Of course, in this series, eFCU was performed by expert echocardiographers, and the extent to which this influenced their results is unknown. It is unclear if these findings can be extended to community-based hospitals, clinics, or more remote populations, where the availability of trained cardiologists is limited. With that in mind, previous investigations have found improvements in clinical decision making with the use of handheld cardiac ultrasound by noncardiologists, which only heightens the growing excitement for “mainstream” use of these devices. Additional studies are certainly required to validate the accuracy of these devices in other clinical settings before any projection of reductions in spending can be applied to the greater national health care system. However, with technological advances and increasing sophistication of these handheld devices, it can be easily envisioned that guidelines for appropriate use could eventually include additional clinical indications. If and how the use of handheld devices directly translates to patient outcomes remains to be seen given the complexity surrounding many cardiac evaluations. If metrics used in cost analyses were capable of being expanded to include markers of morbidity and mortality, then the magnitude of potential downstream aggregate savings would assuredly be compounded.
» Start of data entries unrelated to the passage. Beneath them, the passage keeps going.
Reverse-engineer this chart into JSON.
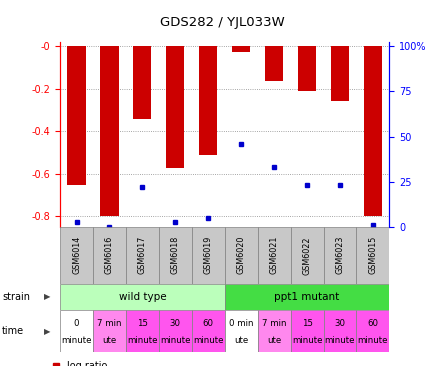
{
  "title": "GDS282 / YJL033W",
  "samples": [
    "GSM6014",
    "GSM6016",
    "GSM6017",
    "GSM6018",
    "GSM6019",
    "GSM6020",
    "GSM6021",
    "GSM6022",
    "GSM6023",
    "GSM6015"
  ],
  "log_ratio": [
    -0.655,
    -0.8,
    -0.34,
    -0.575,
    -0.51,
    -0.025,
    -0.165,
    -0.21,
    -0.255,
    -0.8
  ],
  "percentile": [
    3,
    0,
    22,
    3,
    5,
    46,
    33,
    23,
    23,
    1
  ],
  "ylim": [
    -0.85,
    0.02
  ],
  "y_ticks": [
    0.0,
    -0.2,
    -0.4,
    -0.6,
    -0.8
  ],
  "y_tick_labels": [
    "-0",
    "-0.2",
    "-0.4",
    "-0.6",
    "-0.8"
  ],
  "right_y_ticks": [
    0,
    25,
    50,
    75,
    100
  ],
  "right_y_tick_labels": [
    "0",
    "25",
    "50",
    "75",
    "100%"
  ],
  "bar_color": "#cc0000",
  "dot_color": "#0000cc",
  "strain_wt_label": "wild type",
  "strain_mut_label": "ppt1 mutant",
  "strain_wt_color": "#bbffbb",
  "strain_mut_color": "#44dd44",
  "time_labels_line1": [
    "0",
    "7 min",
    "15",
    "30",
    "60",
    "0 min",
    "7 min",
    "15",
    "30",
    "60"
  ],
  "time_labels_line2": [
    "minute",
    "ute",
    "minute",
    "minute",
    "minute",
    "ute",
    "ute",
    "minute",
    "minute",
    "minute"
  ],
  "time_colors": [
    "#ffffff",
    "#ff88ee",
    "#ff55ee",
    "#ff55ee",
    "#ff55ee",
    "#ffffff",
    "#ff88ee",
    "#ff55ee",
    "#ff55ee",
    "#ff55ee"
  ],
  "gsm_bg_color": "#c8c8c8",
  "legend_log_color": "#cc0000",
  "legend_pct_color": "#0000cc",
  "bg_color": "#ffffff",
  "grid_color": "#888888"
}
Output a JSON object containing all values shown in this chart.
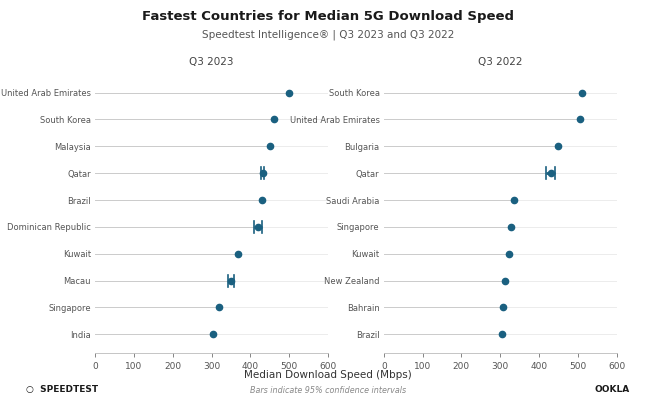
{
  "title": "Fastest Countries for Median 5G Download Speed",
  "subtitle": "Speedtest Intelligence® | Q3 2023 and Q3 2022",
  "xlabel": "Median Download Speed (Mbps)",
  "xlabel_sub": "Bars indicate 95% confidence intervals",
  "left_panel_title": "Q3 2023",
  "right_panel_title": "Q3 2022",
  "left_countries": [
    "United Arab Emirates",
    "South Korea",
    "Malaysia",
    "Qatar",
    "Brazil",
    "Dominican Republic",
    "Kuwait",
    "Macau",
    "Singapore",
    "India"
  ],
  "left_values": [
    500,
    462,
    450,
    432,
    430,
    420,
    368,
    350,
    318,
    303
  ],
  "left_ci_low": [
    500,
    462,
    450,
    428,
    430,
    410,
    368,
    342,
    318,
    303
  ],
  "left_ci_high": [
    500,
    462,
    450,
    436,
    430,
    430,
    368,
    358,
    318,
    303
  ],
  "right_countries": [
    "South Korea",
    "United Arab Emirates",
    "Bulgaria",
    "Qatar",
    "Saudi Arabia",
    "Singapore",
    "Kuwait",
    "New Zealand",
    "Bahrain",
    "Brazil"
  ],
  "right_values": [
    512,
    506,
    450,
    430,
    335,
    328,
    322,
    313,
    308,
    305
  ],
  "right_ci_low": [
    512,
    506,
    450,
    418,
    335,
    328,
    322,
    313,
    308,
    305
  ],
  "right_ci_high": [
    512,
    506,
    450,
    442,
    335,
    328,
    322,
    313,
    308,
    305
  ],
  "dot_color": "#1a6080",
  "line_color": "#cccccc",
  "ci_color": "#1a6080",
  "bg_color": "#ffffff",
  "text_color": "#555555",
  "xlim": [
    0,
    600
  ],
  "xticks": [
    0,
    100,
    200,
    300,
    400,
    500,
    600
  ],
  "footer_left": "SPEEDTEST",
  "footer_right": "OOKLA"
}
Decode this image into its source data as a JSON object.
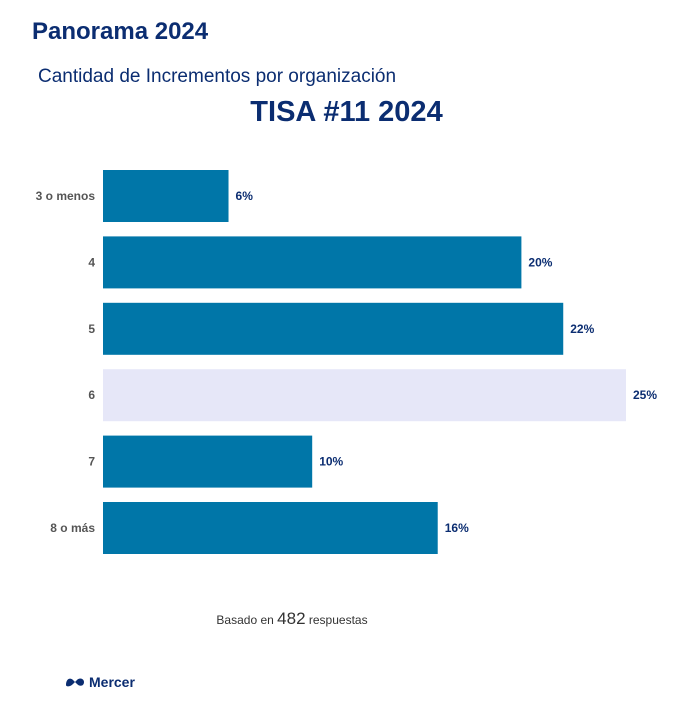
{
  "header": {
    "title": "Panorama 2024",
    "subtitle": "Cantidad de Incrementos por organización"
  },
  "chart_data": {
    "type": "bar",
    "orientation": "horizontal",
    "title": "TISA #11 2024",
    "categories": [
      "3 o menos",
      "4",
      "5",
      "6",
      "7",
      "8 o más"
    ],
    "values": [
      6,
      20,
      22,
      25,
      10,
      16
    ],
    "value_labels": [
      "6%",
      "20%",
      "22%",
      "25%",
      "10%",
      "16%"
    ],
    "highlighted_index": 3,
    "xlim": [
      0,
      25
    ],
    "xlabel": "",
    "ylabel": "",
    "grid": false,
    "colors": {
      "bar": "#0076a8",
      "highlight": "#e6e7f8",
      "value_text": "#0b2d71",
      "category_text": "#555555"
    }
  },
  "footer": {
    "note_prefix": "Basado en",
    "count": "482",
    "note_suffix": "respuestas",
    "brand": "Mercer"
  }
}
The report by Kini et al . presents a novel approach for the use of eFCU, and their findings should prompt further evaluation of the potential for focused imaging that can track critical components of patient care in select clinical scenarios. Importantly, the focus of selective imaging should be on elements that could lead to a change in guideline-directed management. It is by applying this approach that echocardiography may improve outcomes vis-à-vis linking the examination to the timely initiation of risk-reducing intervention. This concept of intelligent cost containment, which forms the inherent model behind patient-centered imaging, becomes particularly important as more emphasis is being placed on improving the efficiency of high-quality care delivered to patients. eFCU appears to be a promising and potentially cost-effective strategy to foster this transition. The use of focused ultrasound examinations is but one method that may contribute to curtailing high health care costs for cardiovascular disease. There still exists a tremendous need for continued research and discovery to help develop additional viable strategies that may serve as benchmarks for cost-effective imaging-guided patient care.